For lab 3, when we load Roberta hate speech model as the reward model, I cannot understand the predicted logit values.
For instance, If we look into the following prompt and reward pair examples ;
Example 1
non_toxic_text = "I do not hate you"
toxicity_input_ids = toxicity_tokenizer(non_toxic_text, return_tensors="pt").input_ids
logits = toxicity_model(input_ids=toxicity_input_ids).logits
print(f'logits [not hate, hate]: {logits.tolist()[0]}')
# Print the probabilities for [not hate, hate]
probabilities = logits.softmax(dim=-1).tolist()[0]
print(f'probabilities [not hate, hate]: {probabilities}')
# get the logits for "not hate" - this is the reward!
not_hate_index = 0
nothate_reward = (logits[:, not_hate_index]).tolist()
print(f'reward (high): {nothate_reward}')
The Output for above is
logits [not hate, hate]: [4.619934558868408, -4.1956915855407715]
probabilities [not hate, hate]: [0.9998515844345093, 0.0001483739906689152]
reward (high): [4.619934558868408]
Example 2
non_toxic_text = "I hate you"
toxicity_input_ids = toxicity_tokenizer(non_toxic_text, return_tensors="pt").input_ids
logits = toxicity_model(input_ids=toxicity_input_ids).logits
print(f'logits [not hate, hate]: {logits.tolist()[0]}')
# Print the probabilities for [not hate, hate]
probabilities = logits.softmax(dim=-1).tolist()[0]
print(f'probabilities [not hate, hate]: {probabilities}')
# get the logits for "not hate" - this is the reward!
not_hate_index = 0
nothate_reward = (logits[:, not_hate_index]).tolist()
print(f'reward (high): {nothate_reward}')
Output
logits [not hate, hate]: [4.708434104919434, -4.150185585021973]

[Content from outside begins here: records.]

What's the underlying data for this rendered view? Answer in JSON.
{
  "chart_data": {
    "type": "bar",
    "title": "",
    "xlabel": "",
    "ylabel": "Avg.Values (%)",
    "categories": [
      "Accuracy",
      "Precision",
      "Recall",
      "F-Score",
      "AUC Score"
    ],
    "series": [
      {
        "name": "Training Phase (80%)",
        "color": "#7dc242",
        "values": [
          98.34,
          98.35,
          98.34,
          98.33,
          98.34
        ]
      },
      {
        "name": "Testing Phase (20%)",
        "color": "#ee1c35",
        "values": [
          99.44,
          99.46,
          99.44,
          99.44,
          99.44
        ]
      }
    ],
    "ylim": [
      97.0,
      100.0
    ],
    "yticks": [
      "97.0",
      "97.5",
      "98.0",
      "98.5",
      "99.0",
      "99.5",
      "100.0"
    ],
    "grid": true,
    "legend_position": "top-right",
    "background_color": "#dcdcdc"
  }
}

probabilities [not hate, hate]: [0.9998579025268555, 0.0001421309425495565]
reward (high): [4.708434104919434]
“I hate you” get a higher reward than the prompt “I do not hate you”
Example 3:
(I tried more toxic example here as previous scores were not making sense to me)
non_toxic_text = "I hate you and want to kill you Roberta."

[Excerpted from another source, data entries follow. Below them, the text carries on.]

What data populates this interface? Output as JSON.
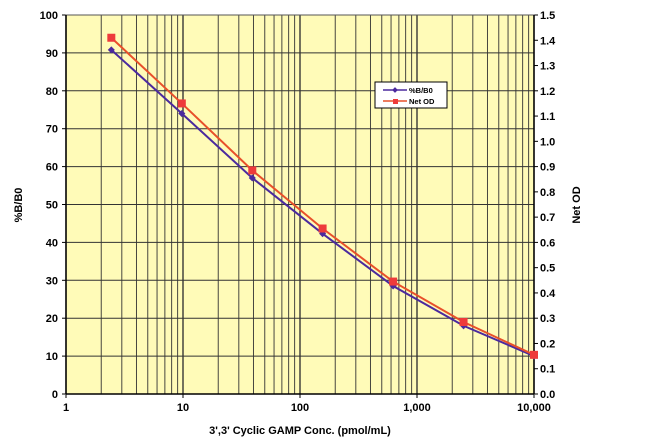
{
  "chart_data": {
    "type": "line",
    "title": "",
    "xlabel": "3',3' Cyclic GAMP Conc. (pmol/mL)",
    "ylabel": "%B/B0",
    "y2label": "Net OD",
    "xscale": "log",
    "xlim": [
      1,
      10000
    ],
    "ylim": [
      0,
      100
    ],
    "y2lim": [
      0,
      1.5
    ],
    "xticks": [
      1,
      10,
      100,
      1000,
      10000
    ],
    "xtick_labels": [
      "1",
      "10",
      "100",
      "1,000",
      "10,000"
    ],
    "yticks": [
      "0",
      "10",
      "20",
      "30",
      "40",
      "50",
      "60",
      "70",
      "80",
      "90",
      "100"
    ],
    "y2ticks": [
      "0.0",
      "0.1",
      "0.2",
      "0.3",
      "0.4",
      "0.5",
      "0.6",
      "0.7",
      "0.8",
      "0.9",
      "1.0",
      "1.1",
      "1.2",
      "1.3",
      "1.4",
      "1.5"
    ],
    "grid": true,
    "legend": "upper-right",
    "background": "#FFFBB8",
    "series": [
      {
        "name": "%B/B0",
        "axis": "left",
        "color": "#4B2A9E",
        "marker": "diamond",
        "x": [
          2.44,
          9.77,
          39.1,
          156,
          625,
          2500,
          10000
        ],
        "y": [
          90.8,
          74,
          57,
          42.3,
          28.5,
          18,
          10
        ]
      },
      {
        "name": "Net OD",
        "axis": "right",
        "color": "#E8502A",
        "marker_color": "#EE3B3B",
        "marker": "square",
        "x": [
          2.44,
          9.77,
          39.1,
          156,
          625,
          2500,
          10000
        ],
        "y": [
          1.41,
          1.15,
          0.885,
          0.655,
          0.445,
          0.285,
          0.155
        ]
      }
    ]
  }
}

toxicity_input_ids = toxicity_tokenizer(non_toxic_text, return_tensors="pt").input_ids
logits = toxicity_model(input_ids=toxicity_input_ids).logits
print(f'logits [not hate, hate]: {logits.tolist()[0]}')

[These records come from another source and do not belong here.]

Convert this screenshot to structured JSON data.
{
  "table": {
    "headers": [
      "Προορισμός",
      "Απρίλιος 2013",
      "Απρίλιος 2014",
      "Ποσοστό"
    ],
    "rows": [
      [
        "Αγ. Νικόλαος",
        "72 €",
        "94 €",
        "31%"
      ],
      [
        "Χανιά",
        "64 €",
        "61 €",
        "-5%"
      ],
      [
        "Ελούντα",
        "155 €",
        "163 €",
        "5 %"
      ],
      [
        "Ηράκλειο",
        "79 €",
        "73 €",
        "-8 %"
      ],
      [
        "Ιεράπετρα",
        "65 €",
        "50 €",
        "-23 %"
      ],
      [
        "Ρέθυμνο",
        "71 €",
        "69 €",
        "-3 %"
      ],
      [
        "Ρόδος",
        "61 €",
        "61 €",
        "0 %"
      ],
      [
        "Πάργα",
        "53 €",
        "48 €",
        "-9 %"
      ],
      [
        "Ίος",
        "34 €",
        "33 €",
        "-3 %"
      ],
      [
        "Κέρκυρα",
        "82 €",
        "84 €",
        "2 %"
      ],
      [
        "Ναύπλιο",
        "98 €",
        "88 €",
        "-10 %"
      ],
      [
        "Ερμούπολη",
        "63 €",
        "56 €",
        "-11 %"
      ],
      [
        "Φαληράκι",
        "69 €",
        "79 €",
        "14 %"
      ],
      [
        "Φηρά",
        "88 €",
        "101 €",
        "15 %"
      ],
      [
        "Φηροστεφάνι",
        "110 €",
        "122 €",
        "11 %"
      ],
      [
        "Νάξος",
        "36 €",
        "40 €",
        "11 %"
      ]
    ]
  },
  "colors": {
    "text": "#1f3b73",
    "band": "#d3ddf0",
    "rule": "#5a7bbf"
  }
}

# Print the probabilities for [not hate, hate]
probabilities = logits.softmax(dim=-1).tolist()[0]
print(f'probabilities [not hate, hate]: {probabilities}')
# get the logits for "not hate" - this is the reward!
not_hate_index = 0
nothate_reward = (logits[:, not_hate_index]).tolist()
print(f'reward (high): {nothate_reward}')
Output:
logits [not hate, hate]: [4.30594539642334, -3.6561310291290283]
probabilities [not hate, hate]: [0.9996516704559326, 0.00034830759977921844]
reward (high): [4.30594539642334]
In the above example, the logit value for ‘not hate’ is still higher than ‘hate’.
It would be helpful if I could get some perspective on the model’s behavior.